All of the money the government is spending now is through public borrowing. And all of it will have to be paid back at a later date, with interest. Just like after the 2008 crisis, it will be the working class that is presented with the bill, through widespread cuts to public services and attacks on living standards and working conditions.
We say: make the bosses pay for this crisis! It is big business who should cover the costs of workers’ wages, out of their accumulated profits. UK corporations are sitting on a mountain of cash – £700 billion by some estimates. This ‘magic money tree’ should now be firmly shaken.

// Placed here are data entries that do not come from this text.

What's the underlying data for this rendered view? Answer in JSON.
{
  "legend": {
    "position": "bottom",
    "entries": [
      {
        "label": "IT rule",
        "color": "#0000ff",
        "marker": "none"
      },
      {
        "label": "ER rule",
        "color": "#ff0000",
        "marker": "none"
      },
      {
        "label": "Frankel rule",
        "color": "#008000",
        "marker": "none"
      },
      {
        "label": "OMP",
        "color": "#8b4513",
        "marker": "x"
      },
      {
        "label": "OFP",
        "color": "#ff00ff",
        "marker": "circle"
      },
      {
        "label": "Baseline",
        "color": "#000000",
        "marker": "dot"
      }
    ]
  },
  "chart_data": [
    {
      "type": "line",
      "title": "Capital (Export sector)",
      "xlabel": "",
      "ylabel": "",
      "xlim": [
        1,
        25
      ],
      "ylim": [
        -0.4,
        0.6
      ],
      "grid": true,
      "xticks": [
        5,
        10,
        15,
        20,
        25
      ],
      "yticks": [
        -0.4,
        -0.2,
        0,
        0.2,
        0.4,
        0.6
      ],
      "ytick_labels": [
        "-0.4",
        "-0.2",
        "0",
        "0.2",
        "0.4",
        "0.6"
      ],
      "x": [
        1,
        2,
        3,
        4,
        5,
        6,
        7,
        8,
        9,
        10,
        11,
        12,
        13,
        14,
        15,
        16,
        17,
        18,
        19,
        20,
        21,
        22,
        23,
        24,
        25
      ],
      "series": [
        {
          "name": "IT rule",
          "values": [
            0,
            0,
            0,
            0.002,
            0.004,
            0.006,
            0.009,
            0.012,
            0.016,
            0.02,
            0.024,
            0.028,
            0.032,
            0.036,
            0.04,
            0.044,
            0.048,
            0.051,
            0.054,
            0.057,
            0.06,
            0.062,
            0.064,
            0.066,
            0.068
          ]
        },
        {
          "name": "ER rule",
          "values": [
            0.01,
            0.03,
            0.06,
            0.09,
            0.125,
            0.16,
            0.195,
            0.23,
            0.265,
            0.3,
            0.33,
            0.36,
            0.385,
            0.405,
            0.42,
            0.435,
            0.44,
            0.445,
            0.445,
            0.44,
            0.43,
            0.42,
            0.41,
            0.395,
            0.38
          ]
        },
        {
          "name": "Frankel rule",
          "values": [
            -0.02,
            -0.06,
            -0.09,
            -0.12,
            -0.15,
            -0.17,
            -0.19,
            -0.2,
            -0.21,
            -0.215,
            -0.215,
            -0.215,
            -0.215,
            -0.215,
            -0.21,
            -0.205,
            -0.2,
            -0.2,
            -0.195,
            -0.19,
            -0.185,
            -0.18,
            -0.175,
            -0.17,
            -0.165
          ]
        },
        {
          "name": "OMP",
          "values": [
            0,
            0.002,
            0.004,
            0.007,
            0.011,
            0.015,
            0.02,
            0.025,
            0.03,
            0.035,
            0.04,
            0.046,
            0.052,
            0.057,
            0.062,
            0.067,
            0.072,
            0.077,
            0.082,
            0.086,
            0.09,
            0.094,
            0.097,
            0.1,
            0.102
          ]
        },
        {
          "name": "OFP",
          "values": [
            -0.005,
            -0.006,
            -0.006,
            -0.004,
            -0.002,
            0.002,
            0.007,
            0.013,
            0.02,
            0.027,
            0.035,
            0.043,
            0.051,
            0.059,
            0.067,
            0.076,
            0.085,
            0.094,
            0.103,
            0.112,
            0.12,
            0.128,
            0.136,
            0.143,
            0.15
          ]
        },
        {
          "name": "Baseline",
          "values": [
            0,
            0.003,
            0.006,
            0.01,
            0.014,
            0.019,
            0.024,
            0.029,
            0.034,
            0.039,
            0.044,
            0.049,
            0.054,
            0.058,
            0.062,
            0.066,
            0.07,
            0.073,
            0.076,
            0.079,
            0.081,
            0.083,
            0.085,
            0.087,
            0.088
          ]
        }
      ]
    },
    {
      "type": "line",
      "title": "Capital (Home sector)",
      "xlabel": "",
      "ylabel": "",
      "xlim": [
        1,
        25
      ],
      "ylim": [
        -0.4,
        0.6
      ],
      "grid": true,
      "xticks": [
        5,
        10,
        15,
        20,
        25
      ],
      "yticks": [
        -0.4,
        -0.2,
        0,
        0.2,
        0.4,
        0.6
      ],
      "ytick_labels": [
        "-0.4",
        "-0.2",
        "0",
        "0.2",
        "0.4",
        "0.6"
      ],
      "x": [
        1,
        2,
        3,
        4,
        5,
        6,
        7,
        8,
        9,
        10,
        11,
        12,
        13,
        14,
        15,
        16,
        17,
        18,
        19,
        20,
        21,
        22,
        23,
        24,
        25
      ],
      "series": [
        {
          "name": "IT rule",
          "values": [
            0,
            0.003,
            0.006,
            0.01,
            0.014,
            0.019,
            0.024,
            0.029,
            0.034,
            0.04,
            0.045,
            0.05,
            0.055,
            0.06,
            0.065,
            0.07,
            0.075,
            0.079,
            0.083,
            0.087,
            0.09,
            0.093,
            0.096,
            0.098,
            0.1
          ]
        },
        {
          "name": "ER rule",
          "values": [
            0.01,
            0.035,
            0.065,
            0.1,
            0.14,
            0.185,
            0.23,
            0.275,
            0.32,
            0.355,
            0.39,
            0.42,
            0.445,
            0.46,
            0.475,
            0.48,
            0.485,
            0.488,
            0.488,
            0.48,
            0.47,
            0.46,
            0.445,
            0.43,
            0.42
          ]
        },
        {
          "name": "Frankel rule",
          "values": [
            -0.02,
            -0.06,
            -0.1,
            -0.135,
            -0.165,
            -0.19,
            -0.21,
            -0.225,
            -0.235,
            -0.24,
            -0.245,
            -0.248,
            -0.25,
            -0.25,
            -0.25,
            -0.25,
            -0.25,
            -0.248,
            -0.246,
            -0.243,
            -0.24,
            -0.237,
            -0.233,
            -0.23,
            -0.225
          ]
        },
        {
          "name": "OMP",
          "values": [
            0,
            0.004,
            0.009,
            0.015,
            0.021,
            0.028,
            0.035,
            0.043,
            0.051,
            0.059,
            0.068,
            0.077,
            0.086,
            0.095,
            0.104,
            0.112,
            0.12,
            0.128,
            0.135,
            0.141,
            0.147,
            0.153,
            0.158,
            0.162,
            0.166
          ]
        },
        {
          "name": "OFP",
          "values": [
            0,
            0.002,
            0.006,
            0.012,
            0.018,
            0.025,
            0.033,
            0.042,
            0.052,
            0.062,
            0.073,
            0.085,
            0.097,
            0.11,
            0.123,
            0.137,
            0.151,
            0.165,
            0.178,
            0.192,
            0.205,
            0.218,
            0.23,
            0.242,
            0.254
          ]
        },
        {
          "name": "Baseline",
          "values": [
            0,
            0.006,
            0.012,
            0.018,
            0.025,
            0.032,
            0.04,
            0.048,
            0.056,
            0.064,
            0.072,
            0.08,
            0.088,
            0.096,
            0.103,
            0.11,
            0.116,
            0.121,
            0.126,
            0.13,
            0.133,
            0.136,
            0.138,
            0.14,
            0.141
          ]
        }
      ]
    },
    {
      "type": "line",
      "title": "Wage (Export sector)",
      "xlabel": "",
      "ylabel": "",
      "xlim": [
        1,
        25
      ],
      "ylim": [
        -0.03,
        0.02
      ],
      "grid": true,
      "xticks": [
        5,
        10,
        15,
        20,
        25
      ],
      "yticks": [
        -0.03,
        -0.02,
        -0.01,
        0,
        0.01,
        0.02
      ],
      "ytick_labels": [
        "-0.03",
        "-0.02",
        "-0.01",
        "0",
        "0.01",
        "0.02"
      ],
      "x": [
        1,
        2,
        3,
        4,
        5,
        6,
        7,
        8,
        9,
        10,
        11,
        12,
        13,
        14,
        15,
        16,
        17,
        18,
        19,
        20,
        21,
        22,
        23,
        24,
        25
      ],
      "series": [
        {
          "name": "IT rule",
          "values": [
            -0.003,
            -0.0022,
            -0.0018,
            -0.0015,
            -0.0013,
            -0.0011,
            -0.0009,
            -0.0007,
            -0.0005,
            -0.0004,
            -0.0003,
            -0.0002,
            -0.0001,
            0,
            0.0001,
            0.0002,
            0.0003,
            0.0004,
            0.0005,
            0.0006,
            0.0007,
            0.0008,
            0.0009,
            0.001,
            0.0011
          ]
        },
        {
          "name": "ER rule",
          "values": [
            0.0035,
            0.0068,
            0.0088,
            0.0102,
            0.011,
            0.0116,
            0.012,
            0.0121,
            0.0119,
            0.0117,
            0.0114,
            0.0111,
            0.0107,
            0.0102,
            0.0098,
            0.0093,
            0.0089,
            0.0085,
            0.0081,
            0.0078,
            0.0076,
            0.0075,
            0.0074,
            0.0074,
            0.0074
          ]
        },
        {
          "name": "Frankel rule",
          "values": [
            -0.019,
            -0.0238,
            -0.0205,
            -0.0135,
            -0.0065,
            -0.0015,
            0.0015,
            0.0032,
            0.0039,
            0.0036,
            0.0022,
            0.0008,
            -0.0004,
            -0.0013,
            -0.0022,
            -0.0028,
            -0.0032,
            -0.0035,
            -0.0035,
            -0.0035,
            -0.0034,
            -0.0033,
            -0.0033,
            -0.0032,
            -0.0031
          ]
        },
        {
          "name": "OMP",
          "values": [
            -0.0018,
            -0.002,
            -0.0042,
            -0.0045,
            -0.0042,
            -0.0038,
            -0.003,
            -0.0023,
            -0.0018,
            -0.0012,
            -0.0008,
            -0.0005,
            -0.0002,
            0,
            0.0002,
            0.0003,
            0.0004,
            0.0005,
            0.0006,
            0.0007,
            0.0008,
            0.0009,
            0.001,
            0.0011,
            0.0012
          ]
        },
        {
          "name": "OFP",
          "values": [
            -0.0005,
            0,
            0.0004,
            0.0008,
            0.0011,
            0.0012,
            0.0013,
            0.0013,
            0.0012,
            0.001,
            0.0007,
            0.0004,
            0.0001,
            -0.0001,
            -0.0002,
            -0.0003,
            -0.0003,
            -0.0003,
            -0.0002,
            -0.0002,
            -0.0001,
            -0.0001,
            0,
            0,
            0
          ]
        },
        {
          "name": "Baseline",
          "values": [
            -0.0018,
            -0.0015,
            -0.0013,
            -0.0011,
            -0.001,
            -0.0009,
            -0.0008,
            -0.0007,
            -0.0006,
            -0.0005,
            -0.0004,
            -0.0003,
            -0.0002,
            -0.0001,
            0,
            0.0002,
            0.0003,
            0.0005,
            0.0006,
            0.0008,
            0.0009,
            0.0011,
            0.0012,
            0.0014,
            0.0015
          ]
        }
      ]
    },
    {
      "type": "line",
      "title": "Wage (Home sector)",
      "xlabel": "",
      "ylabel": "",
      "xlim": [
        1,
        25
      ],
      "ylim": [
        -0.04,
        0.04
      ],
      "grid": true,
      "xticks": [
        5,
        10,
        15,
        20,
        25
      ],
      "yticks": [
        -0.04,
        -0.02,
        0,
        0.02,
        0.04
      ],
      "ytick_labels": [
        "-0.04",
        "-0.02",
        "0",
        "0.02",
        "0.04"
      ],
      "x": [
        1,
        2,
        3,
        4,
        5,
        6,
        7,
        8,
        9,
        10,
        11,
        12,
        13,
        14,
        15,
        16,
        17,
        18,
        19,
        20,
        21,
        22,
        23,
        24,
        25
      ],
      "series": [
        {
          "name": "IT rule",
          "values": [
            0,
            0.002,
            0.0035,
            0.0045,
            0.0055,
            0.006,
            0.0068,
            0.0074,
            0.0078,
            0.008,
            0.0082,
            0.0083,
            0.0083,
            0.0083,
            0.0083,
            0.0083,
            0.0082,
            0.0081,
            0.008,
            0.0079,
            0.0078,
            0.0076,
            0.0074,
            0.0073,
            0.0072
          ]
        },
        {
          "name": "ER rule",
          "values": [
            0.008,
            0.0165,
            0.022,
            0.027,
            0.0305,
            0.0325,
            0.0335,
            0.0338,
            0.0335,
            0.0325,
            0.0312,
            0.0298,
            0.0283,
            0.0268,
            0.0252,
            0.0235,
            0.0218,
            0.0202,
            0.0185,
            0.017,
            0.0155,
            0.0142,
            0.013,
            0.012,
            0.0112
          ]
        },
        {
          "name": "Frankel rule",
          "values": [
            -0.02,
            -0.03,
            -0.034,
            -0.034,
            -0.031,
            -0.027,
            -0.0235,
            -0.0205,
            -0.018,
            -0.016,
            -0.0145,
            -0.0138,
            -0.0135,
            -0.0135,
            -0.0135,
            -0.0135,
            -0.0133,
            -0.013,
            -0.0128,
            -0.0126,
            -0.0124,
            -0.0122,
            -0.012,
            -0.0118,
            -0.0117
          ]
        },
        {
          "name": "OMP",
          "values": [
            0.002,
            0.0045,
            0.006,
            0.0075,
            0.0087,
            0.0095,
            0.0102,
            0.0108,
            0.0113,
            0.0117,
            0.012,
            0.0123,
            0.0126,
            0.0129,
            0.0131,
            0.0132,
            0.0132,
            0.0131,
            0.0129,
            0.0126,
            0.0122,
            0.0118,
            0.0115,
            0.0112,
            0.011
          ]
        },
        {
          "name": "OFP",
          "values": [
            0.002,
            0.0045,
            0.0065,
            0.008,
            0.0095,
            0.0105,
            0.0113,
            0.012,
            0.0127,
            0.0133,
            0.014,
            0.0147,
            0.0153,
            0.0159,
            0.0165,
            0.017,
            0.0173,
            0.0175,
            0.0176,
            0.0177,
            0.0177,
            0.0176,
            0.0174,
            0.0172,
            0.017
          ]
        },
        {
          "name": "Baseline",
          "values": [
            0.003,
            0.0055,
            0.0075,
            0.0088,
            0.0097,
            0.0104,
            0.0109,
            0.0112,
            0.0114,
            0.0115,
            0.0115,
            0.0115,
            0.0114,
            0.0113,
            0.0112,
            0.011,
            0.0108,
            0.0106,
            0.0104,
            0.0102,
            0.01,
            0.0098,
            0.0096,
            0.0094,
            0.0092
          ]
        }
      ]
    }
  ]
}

Instead of building up the national debt today and paying it back through austerity tomorrow, we should expropriate this wealth that is sitting idly in the hands of the bankers, bosses, and big business.
No return to the 1930s!
Even with the desperate measures being undertaken across the world, however, the ruling class will not save the economy. We are entering into the deepest crisis in the history of capitalism. This is no time for half-measures.
We have entered into a vicious cycle, comparable to the Great Depression. A return to the 1930s: this is the prospect facing the working class in Britain and internationally in the coming period.
Only the socialist transformation of society can offer a way out for humanity. This means expropriating the enormous wealth concentrated at the top of society in the hands of a tiny minority, and democratically planning the economy in the interests of ordinary people.